Il nuovo anno inizia con una buona notizia per gli elefanti e più in generale per gli amanti della natura e degli animali. A partire dai giorni scorsi, infatti, è diventato illegale trattare o vendere l’avorio e i suoi prodotti derivati in Cina, considerato finora il più grande mercato del mondo. Si tratta di un grande passo avanti nel contrasto al bracconaggio, in particolare quello ai danni degli elefanti, e di un momento storico per Zhou Fei, a capo di Traffic China e del Programma per il commercio della fauna selvatica del Wwf in Cina, per il quale la decisione aiuterà a invertire il declino delle popolazioni di elefanti africani.
Parallelamente è iniziata una campagna di sensibilizzazione sostenuta, tra gli altri, dall’Amministrazione Forestale dello Stato, dalla China Wildlife Conservation Association (Cwca), dal Wwf e da WildAid. «Il 2018 inizia con la speranza che gli elefanti possano essere più sicuri, ora che la Cina ha vietato le vendite di avorio commerciale», evidenzia il Ceo di WildAid Peter Knights. «I prezzi sono in calo e gli sforzi di applicazione della legge in molte parti dell’Africa e dell’Asia sono molto migliorati».

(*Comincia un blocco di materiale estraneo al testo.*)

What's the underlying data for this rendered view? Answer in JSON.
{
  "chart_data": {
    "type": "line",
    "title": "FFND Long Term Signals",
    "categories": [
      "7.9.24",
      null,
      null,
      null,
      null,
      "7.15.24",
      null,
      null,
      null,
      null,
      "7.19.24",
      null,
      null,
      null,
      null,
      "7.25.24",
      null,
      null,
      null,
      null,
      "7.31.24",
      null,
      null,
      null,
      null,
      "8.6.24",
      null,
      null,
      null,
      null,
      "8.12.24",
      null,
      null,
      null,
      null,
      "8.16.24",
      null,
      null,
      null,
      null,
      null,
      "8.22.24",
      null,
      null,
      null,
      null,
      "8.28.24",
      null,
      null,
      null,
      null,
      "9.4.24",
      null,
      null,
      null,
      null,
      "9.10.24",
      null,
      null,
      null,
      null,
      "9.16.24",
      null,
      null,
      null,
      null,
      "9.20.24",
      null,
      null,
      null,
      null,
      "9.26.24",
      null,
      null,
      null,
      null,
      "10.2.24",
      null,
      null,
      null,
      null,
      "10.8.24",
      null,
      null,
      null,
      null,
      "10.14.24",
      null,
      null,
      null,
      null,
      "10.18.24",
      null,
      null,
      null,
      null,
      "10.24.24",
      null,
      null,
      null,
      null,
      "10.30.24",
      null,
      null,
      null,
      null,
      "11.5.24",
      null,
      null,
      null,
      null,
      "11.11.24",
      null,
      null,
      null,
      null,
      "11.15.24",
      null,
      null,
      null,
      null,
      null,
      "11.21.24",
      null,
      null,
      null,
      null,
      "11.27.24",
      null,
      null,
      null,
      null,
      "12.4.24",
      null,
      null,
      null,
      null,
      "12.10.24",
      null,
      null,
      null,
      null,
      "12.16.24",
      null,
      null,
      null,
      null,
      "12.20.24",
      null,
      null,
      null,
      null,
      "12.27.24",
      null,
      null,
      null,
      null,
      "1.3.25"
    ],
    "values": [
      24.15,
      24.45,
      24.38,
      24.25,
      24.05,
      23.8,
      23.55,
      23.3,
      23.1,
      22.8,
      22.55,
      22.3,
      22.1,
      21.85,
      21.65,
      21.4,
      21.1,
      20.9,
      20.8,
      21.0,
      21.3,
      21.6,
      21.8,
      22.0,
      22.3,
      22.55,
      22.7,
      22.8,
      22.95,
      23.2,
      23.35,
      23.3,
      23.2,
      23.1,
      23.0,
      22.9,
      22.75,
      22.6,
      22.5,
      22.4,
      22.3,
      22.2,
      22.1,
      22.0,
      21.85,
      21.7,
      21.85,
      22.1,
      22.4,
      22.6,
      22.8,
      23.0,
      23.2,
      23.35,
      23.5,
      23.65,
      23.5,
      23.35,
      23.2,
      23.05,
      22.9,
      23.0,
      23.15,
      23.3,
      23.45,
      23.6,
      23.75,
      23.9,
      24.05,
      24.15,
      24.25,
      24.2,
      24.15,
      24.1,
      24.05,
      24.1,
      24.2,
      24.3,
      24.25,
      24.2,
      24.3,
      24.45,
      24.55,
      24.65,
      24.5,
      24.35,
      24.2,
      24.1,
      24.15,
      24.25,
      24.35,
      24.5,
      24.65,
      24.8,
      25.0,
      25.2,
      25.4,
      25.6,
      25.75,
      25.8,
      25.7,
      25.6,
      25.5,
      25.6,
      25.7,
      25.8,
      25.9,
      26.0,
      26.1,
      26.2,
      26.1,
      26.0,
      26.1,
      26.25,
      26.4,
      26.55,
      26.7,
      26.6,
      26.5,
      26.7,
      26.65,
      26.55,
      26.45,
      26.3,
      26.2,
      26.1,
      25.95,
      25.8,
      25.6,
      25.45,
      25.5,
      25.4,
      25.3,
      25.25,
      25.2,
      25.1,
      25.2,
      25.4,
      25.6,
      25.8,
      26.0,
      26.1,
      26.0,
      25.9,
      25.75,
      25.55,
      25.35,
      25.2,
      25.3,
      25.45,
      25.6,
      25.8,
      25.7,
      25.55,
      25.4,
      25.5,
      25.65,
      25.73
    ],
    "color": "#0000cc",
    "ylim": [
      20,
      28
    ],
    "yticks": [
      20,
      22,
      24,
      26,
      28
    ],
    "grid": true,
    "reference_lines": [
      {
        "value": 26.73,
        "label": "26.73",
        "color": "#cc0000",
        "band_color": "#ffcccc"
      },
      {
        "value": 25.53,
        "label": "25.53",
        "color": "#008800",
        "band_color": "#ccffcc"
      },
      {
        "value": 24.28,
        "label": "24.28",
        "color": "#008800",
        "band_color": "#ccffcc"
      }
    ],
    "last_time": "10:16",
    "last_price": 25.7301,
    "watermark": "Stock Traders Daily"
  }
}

Knights ricorda a tal proposito che l’Onu ha chiesto all’unanimità il divieto delle vendite interne di avorio e molti Paesi stanno rispondendo mettendo in campo azioni. Tra questi, appunto, la Cina. «Il divieto della Cina è cruciale per gli elefanti», prosegue. «Mentre gli Stati Uniti si ritirano dagli impegni ambientali internazionali, la leadership cinese è essenziale».
Si stima che siano 30mila gli elefanti vittime di bracconaggio ogni anno, ma le cose stanno migliorando: basti pensare che nel 2013 in Kenya sono stati uccisi 390 esemplari, numero sceso a 46 nel 2017. Ma mentre gli sforzi nell’Africa orientale hanno contribuito a ridurre il fenomeno, riportando il bracconaggio ai livelli precedenti al 2008, l’uccisione illegale di elefanti nelle foreste dell’Africa centrale rimane un fenomeno rilevante.
Secondo il Wwf, tra 2008 e 2016 le popolazioni di elefanti sono diminuite del 66% in alcune parti di Camerun, Repubblica del Congo, Repubblica Centrafricana e Gabon.
La svolta storica che arriva dalla Cina, dunque, rappresenta davvero un grande passo avanti per la tutela di questi splendidi ma sfortunati animali.